Sometimes a patient’s lab results just don’t add up: a hemoglobin drops unexpectedly, then rebounds without intervention. These anomalies can happen when intravenous (IV) fluids dilute blood samples collected directly from IV catheters, skewing complete blood counts (CBCs) and potentially leading to unnecessary transfusions.

During Monday afternoon’s hematology and coagulation oral abstract session, Carly Maucione, MD, from Washington University in St. Louis, described how researchers from Washington University and the University of Utah developed and evaluated machine learning models to retrospectively detect CBC contamination. For each site, 1,000 CBC “trios,” a current test paired with prior and post samples within 48 hours, were randomly selected for expert review. Reviewers determined whether the current CBC appeared contaminated based on a transient drop and subsequent recovery in analyte values.

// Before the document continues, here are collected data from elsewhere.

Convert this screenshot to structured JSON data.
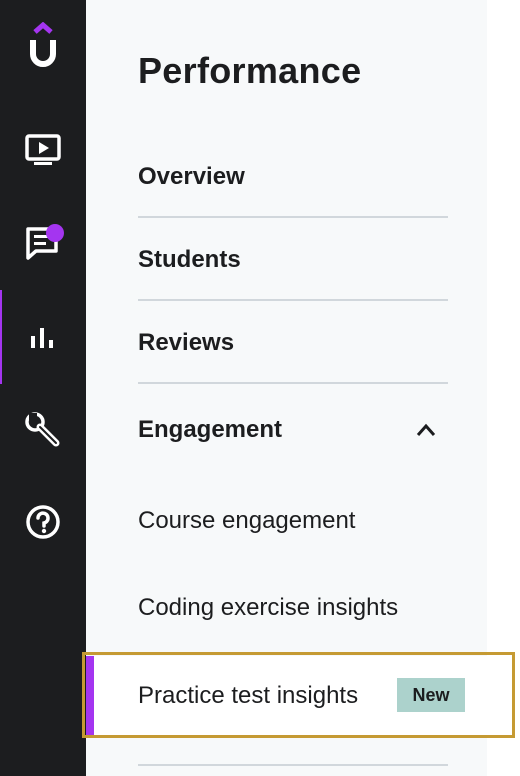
{
  "sidebar_rail": {
    "items": [
      {
        "icon": "udemy-logo-icon"
      },
      {
        "icon": "video-icon"
      },
      {
        "icon": "chat-icon",
        "notification": true
      },
      {
        "icon": "bar-chart-icon",
        "active": true
      },
      {
        "icon": "wrench-icon"
      },
      {
        "icon": "help-icon"
      }
    ],
    "accent_color": "#a435f0"
  },
  "panel": {
    "title": "Performance",
    "items": [
      {
        "label": "Overview"
      },
      {
        "label": "Students"
      },
      {
        "label": "Reviews"
      },
      {
        "label": "Engagement",
        "expanded": true
      }
    ],
    "engagement_children": [
      {
        "label": "Course engagement"
      },
      {
        "label": "Coding exercise insights"
      },
      {
        "label": "Practice test insights",
        "badge": "New",
        "selected": true
      }
    ]
  },
  "colors": {
    "rail_background": "#1c1d1f",
    "panel_background": "#f7f9fa",
    "accent": "#a435f0",
    "badge_background": "#acd2cc",
    "highlight_border": "#c59a33"
  }
}
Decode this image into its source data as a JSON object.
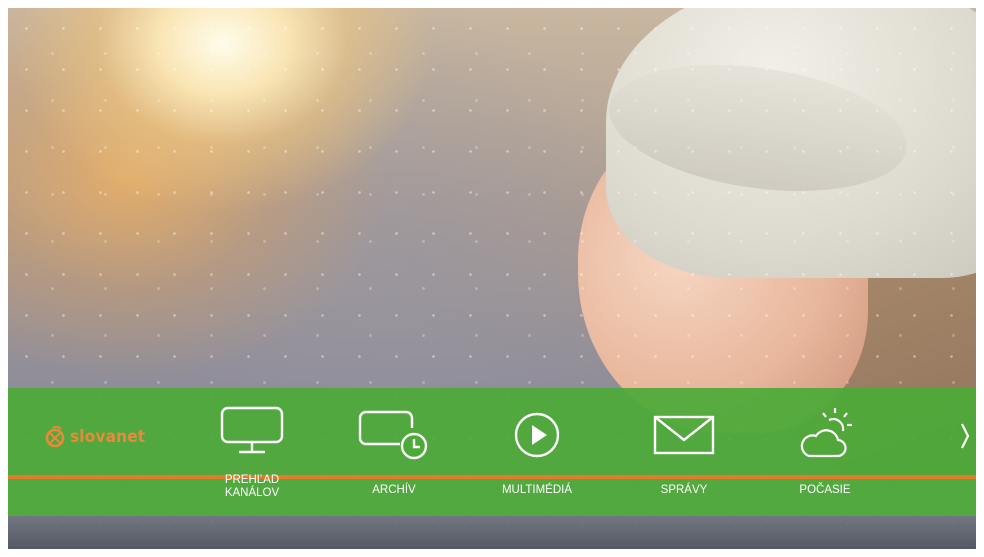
{
  "brand": {
    "logo_text": "slovanet",
    "colors": {
      "bar_green": "#4caa38",
      "stripe_orange": "#e37b2a",
      "logo_orange": "#e9893a",
      "icon_white": "#ffffff"
    }
  },
  "menu": {
    "items": [
      {
        "label_line1": "PREHĽAD",
        "label_line2": "KANÁLOV",
        "icon": "tv-icon"
      },
      {
        "label": "ARCHÍV",
        "icon": "archive-clock-icon"
      },
      {
        "label": "MULTIMÉDIÁ",
        "icon": "play-icon"
      },
      {
        "label": "SPRÁVY",
        "icon": "mail-icon"
      },
      {
        "label": "POČASIE",
        "icon": "weather-icon"
      }
    ],
    "next_icon": "chevron-right-icon"
  }
}
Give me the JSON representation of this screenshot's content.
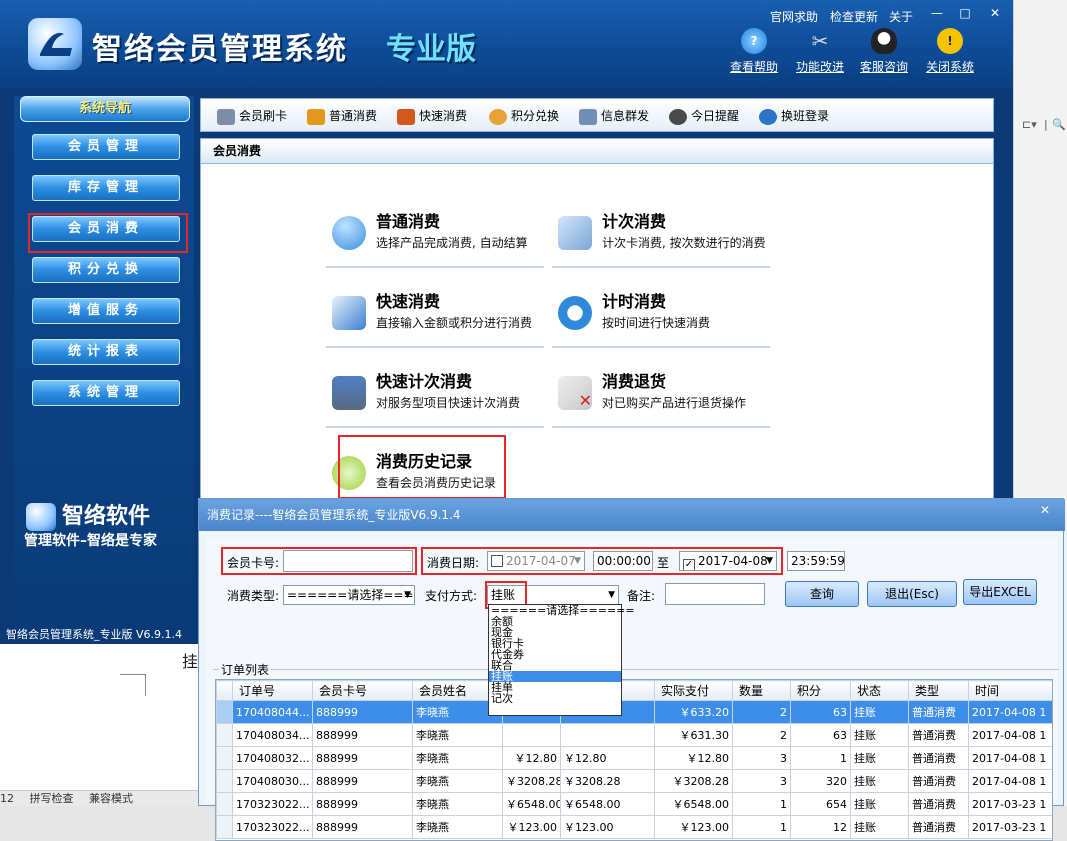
{
  "app": {
    "title": "智络会员管理系统",
    "edition": "专业版",
    "top_links": [
      "官网求助",
      "检查更新",
      "关于"
    ],
    "window_controls": [
      "—",
      "□",
      "✕"
    ],
    "tools": [
      {
        "label": "查看帮助",
        "icon": "help-icon",
        "color": "#1d7fe0"
      },
      {
        "label": "功能改进",
        "icon": "tools-icon",
        "color": "#8a8a8a"
      },
      {
        "label": "客服咨询",
        "icon": "qq-icon",
        "color": "#222222"
      },
      {
        "label": "关闭系统",
        "icon": "warning-icon",
        "color": "#f5c400"
      }
    ],
    "status_line": "智络会员管理系统_专业版 V6.9.1.4"
  },
  "sidebar": {
    "header": "系统导航",
    "items": [
      {
        "label": "会员管理"
      },
      {
        "label": "库存管理"
      },
      {
        "label": "会员消费"
      },
      {
        "label": "积分兑换"
      },
      {
        "label": "增值服务"
      },
      {
        "label": "统计报表"
      },
      {
        "label": "系统管理"
      }
    ],
    "brand": "智络软件",
    "slogan": "管理软件–智络是专家"
  },
  "toolbar": {
    "items": [
      {
        "label": "会员刷卡",
        "icon": "card-swipe-icon",
        "color": "#7d8fa8"
      },
      {
        "label": "普通消费",
        "icon": "money-bag-icon",
        "color": "#e39a1c"
      },
      {
        "label": "快速消费",
        "icon": "fast-consume-icon",
        "color": "#d4581c"
      },
      {
        "label": "积分兑换",
        "icon": "exchange-icon",
        "color": "#e7a23a"
      },
      {
        "label": "信息群发",
        "icon": "mail-icon",
        "color": "#6f8fb8"
      },
      {
        "label": "今日提醒",
        "icon": "clock-icon",
        "color": "#4a4a4a"
      },
      {
        "label": "换班登录",
        "icon": "shift-login-icon",
        "color": "#2b72c8"
      }
    ]
  },
  "section": {
    "title": "会员消费"
  },
  "functions": [
    {
      "title": "普通消费",
      "desc": "选择产品完成消费, 自动结算",
      "icon": "person-consume-icon",
      "color": "#3b8de0"
    },
    {
      "title": "计次消费",
      "desc": "计次卡消费, 按次数进行的消费",
      "icon": "count-card-icon",
      "color": "#7aa4d6"
    },
    {
      "title": "快速消费",
      "desc": "直接输入金额或积分进行消费",
      "icon": "quick-card-icon",
      "color": "#3a7fd0"
    },
    {
      "title": "计时消费",
      "desc": "按时间进行快速消费",
      "icon": "timer-icon",
      "color": "#2e8ad8"
    },
    {
      "title": "快速计次消费",
      "desc": "对服务型项目快速计次消费",
      "icon": "monitor-icon",
      "color": "#5a6a80"
    },
    {
      "title": "消费退货",
      "desc": "对已购买产品进行退货操作",
      "icon": "return-icon",
      "color": "#c8c8c8"
    },
    {
      "title": "消费历史记录",
      "desc": "查看会员消费历史记录",
      "icon": "history-icon",
      "color": "#9ccf3a"
    }
  ],
  "dialog": {
    "title": "消费记录----智络会员管理系统_专业版V6.9.1.4",
    "close": "✕",
    "card_label": "会员卡号:",
    "card_value": "",
    "date_label": "消费日期:",
    "date_from": "2017-04-07",
    "time_from": "00:00:00",
    "date_to_label": "至",
    "date_to": "2017-04-08",
    "time_to": "23:59:59",
    "type_label": "消费类型:",
    "type_value": "======请选择======",
    "pay_label": "支付方式:",
    "pay_value": "挂账",
    "note_label": "备注:",
    "note_value": "",
    "btn_query": "查询",
    "btn_exit": "退出(Esc)",
    "btn_export": "导出EXCEL",
    "list_label": "订单列表",
    "pay_options": [
      "======请选择======",
      "余额",
      "现金",
      "银行卡",
      "代金券",
      "联合",
      "挂账",
      "挂单",
      "记次"
    ],
    "pay_selected_index": 6,
    "columns": [
      "订单号",
      "会员卡号",
      "会员姓名",
      "",
      "",
      "实际支付",
      "数量",
      "积分",
      "状态",
      "类型",
      "时间"
    ],
    "rows": [
      [
        "170408044...",
        "888999",
        "李晓燕",
        "",
        "",
        "￥633.20",
        "2",
        "63",
        "挂账",
        "普通消费",
        "2017-04-08 1"
      ],
      [
        "170408034...",
        "888999",
        "李晓燕",
        "",
        "",
        "￥631.30",
        "2",
        "63",
        "挂账",
        "普通消费",
        "2017-04-08 1"
      ],
      [
        "170408032...",
        "888999",
        "李晓燕",
        "￥12.80",
        "￥12.80",
        "￥12.80",
        "3",
        "1",
        "挂账",
        "普通消费",
        "2017-04-08 1"
      ],
      [
        "170408030...",
        "888999",
        "李晓燕",
        "￥3208.28",
        "￥3208.28",
        "￥3208.28",
        "3",
        "320",
        "挂账",
        "普通消费",
        "2017-04-08 1"
      ],
      [
        "170323022...",
        "888999",
        "李晓燕",
        "￥6548.00",
        "￥6548.00",
        "￥6548.00",
        "1",
        "654",
        "挂账",
        "普通消费",
        "2017-03-23 1"
      ],
      [
        "170323022...",
        "888999",
        "李晓燕",
        "￥123.00",
        "￥123.00",
        "￥123.00",
        "1",
        "12",
        "挂账",
        "普通消费",
        "2017-03-23 1"
      ]
    ]
  },
  "host": {
    "doc_char": "挂",
    "status_items": [
      "12",
      "拼写检查",
      "兼容模式"
    ],
    "right_tools": [
      "⊏▾",
      "|",
      "🔍"
    ]
  }
}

A subsection of the cases from the expert-reviewed datasets, along with simulated contamination cases, were used to train supervised Light GBM decision tree models. These models learned to recognize characteristic “anomaly resolution patterns” — the drop-and-rebound behavior of hemoglobin, platelets and white blood cells — that signal contamination. Reviewers identified contamination in 5.3% of Utah cases and 3.7% of Washington University cases, while the model predicted contamination in about 2% of cases.

To assess the impact on transfusions, researchers examined a subgroup of 1,000 cases in which a red blood cell transfusion occurred between the current and post-CBC. Contamination rates in this subgroup were higher — 11.8% at Utah and 12.5% at Washington University — and reviewers judged 8.1% and 7.6% of transfusions, respectively, as potentially unnecessary.

Maucione also acknowledged limitations, including the challenge of distinguishing contamination from other clinical events such as bleeding or massive transfusion protocols, and the fact that model is not currently sensitive enough to detect all contamination events. While the goal is to develop real-time models for contamination detection, Maucione said that the current model can be used for quality assurance, targeted collector education and post-implementation monitoring.